The engine was to be the Rolls Royce RB545 based on a design by Alan Bond3 who licensed it to Rolls Royce on the understanding they would bring it to production. The engine was a liquid oxygen (LOX) / liquid hydrogen (LH2) based design. One problem with such engines is that the LOX fuel required makes up a large proportion of the launch weight and this was addressed in the RB545 by making it extract its own oxygen from the air up to 30km and then switch to the internally carried LOX fuel. This would correspond to switching while travelling at around Mach 6.

It was this innovation and reduced weight which allowed the craft to be single stage and thus had significantly less turnaround and launch costs than more conventional designs. It also meant faster turnaround times. Launch costs were estimated to be around £5million at the time. All of this made HOTOL significantly cheaper than the Space Shuttle and it could be used more frequently.

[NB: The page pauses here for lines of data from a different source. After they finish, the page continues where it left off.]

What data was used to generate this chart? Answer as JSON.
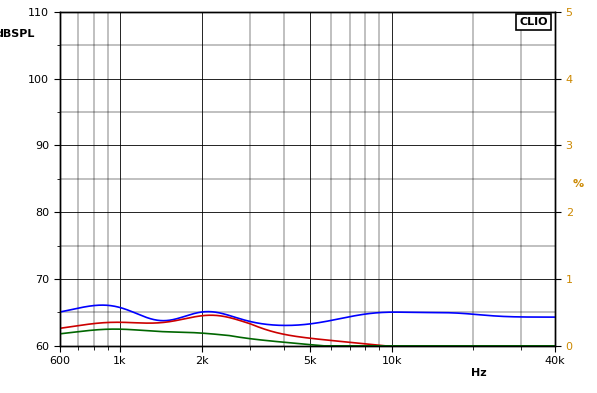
{
  "title": "",
  "ylabel_left": "dBSPL",
  "ylabel_right": "%",
  "xlabel": "Hz",
  "xlim": [
    600,
    40000
  ],
  "ylim_left": [
    60,
    110
  ],
  "ylim_right": [
    0,
    5
  ],
  "yticks_left": [
    60,
    70,
    80,
    90,
    100,
    110
  ],
  "yticks_right": [
    0,
    1,
    2,
    3,
    4,
    5
  ],
  "xtick_vals": [
    600,
    1000,
    2000,
    5000,
    10000,
    40000
  ],
  "xtick_labels": [
    "600",
    "1k",
    "2k",
    "5k",
    "10k",
    "40k"
  ],
  "clio_label": "CLIO",
  "background_color": "#ffffff",
  "grid_color": "#000000",
  "label_color_left": "#000000",
  "label_color_right": "#cc8800",
  "tick_color_left": "#000000",
  "tick_color_right": "#cc8800",
  "line_colors": [
    "#0000ff",
    "#cc0000",
    "#006600"
  ],
  "line_width": 1.2
}
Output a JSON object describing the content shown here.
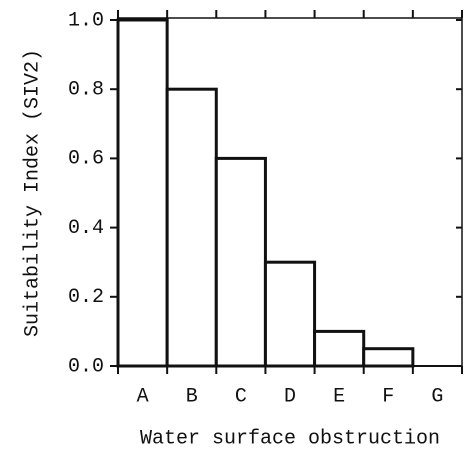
{
  "chart_data": {
    "type": "bar",
    "xlabel": "Water surface obstruction",
    "ylabel": "Suitability Index (SIV2)",
    "categories": [
      "A",
      "B",
      "C",
      "D",
      "E",
      "F",
      "G"
    ],
    "values": [
      1.0,
      0.8,
      0.6,
      0.3,
      0.1,
      0.05,
      0
    ],
    "color": "#111111",
    "ylim": [
      0,
      1.0
    ],
    "yticks": [
      {
        "value": 0,
        "label": "0.0"
      },
      0.2,
      0.4,
      0.6,
      0.8,
      {
        "value": 1.0,
        "label": "1.0"
      }
    ]
  }
}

This still entailed a large amount of LOX to be carried and the design of the landing gear was such that it could not support the vehicle when fully laden. Thus if HOTOL were forced to abort and make an emergency landing the fuel would have to be jettisoned first otherwise the undercarriage would collapse.


Unfortunately the British Government cancelled its funding in 1989 due to government reductions in public spending. This effectively ended the main development of HOTOL as its engine was classified as top secret and foreign investors could not be sought.

Following the government funding cancellation Rolls Royce also pulled out of the partnership and BAe cut the project workforce from 100 to 10.

Instead, BAe approached Russia with a proposal to alter the design to use conventional Russian rocket engines. This meant that the innovative air breathing stage was no longer available and thus the initial launch became a problem again. The proposed solution was to launch interimHOTOL (as it was to be known) from the back of a Russian Antonov airplane. This would have reduced the cost of the project and reduced weight and complexity, although now it could only place 4.5 tonnes into orbit. It also made for a smaller, shorter and fatter design.

Neither the European Space Agency nor the British Government had any interest in the project anymore and it was thus cancelled.


HOTOL still lives on, though, as the main members of the team formed their own company called Reaction Engines Limited. The team includes the designer of the RB545 engine and the company, which operates from the United Kingdom, has worked to improve and refine the engine - solving most of the original problems. This has lead to the current SABRE engine and the SKYLON and LAPCAT A2 skyplane projects.

HOTOL statistics

  • Length: 62m

  • Wingspan: 19.2m

  • Launch mass: 196tonnes

  • Landing mass: 34tonnes

  • Payload: 7-11 tonnes

  • Takeoff speed: 330mph

  • Landing speed: 195mph

1The UK Space Agency, is the main focus for British efforts to explore and exploit space. It is a partnership of 10 Government departments and research councils.2Some sources say 11 tonnes.3Alan Bond (1944- ) worked for BAe as consultant engineer on HOTOL. He had previously worked on the Blue Streak ballistic missile and the Daedalus spaceship project. He has also worked for the UK Atomic Energy Authority on nuclear fusion. Now works for Reaction Engines Limited.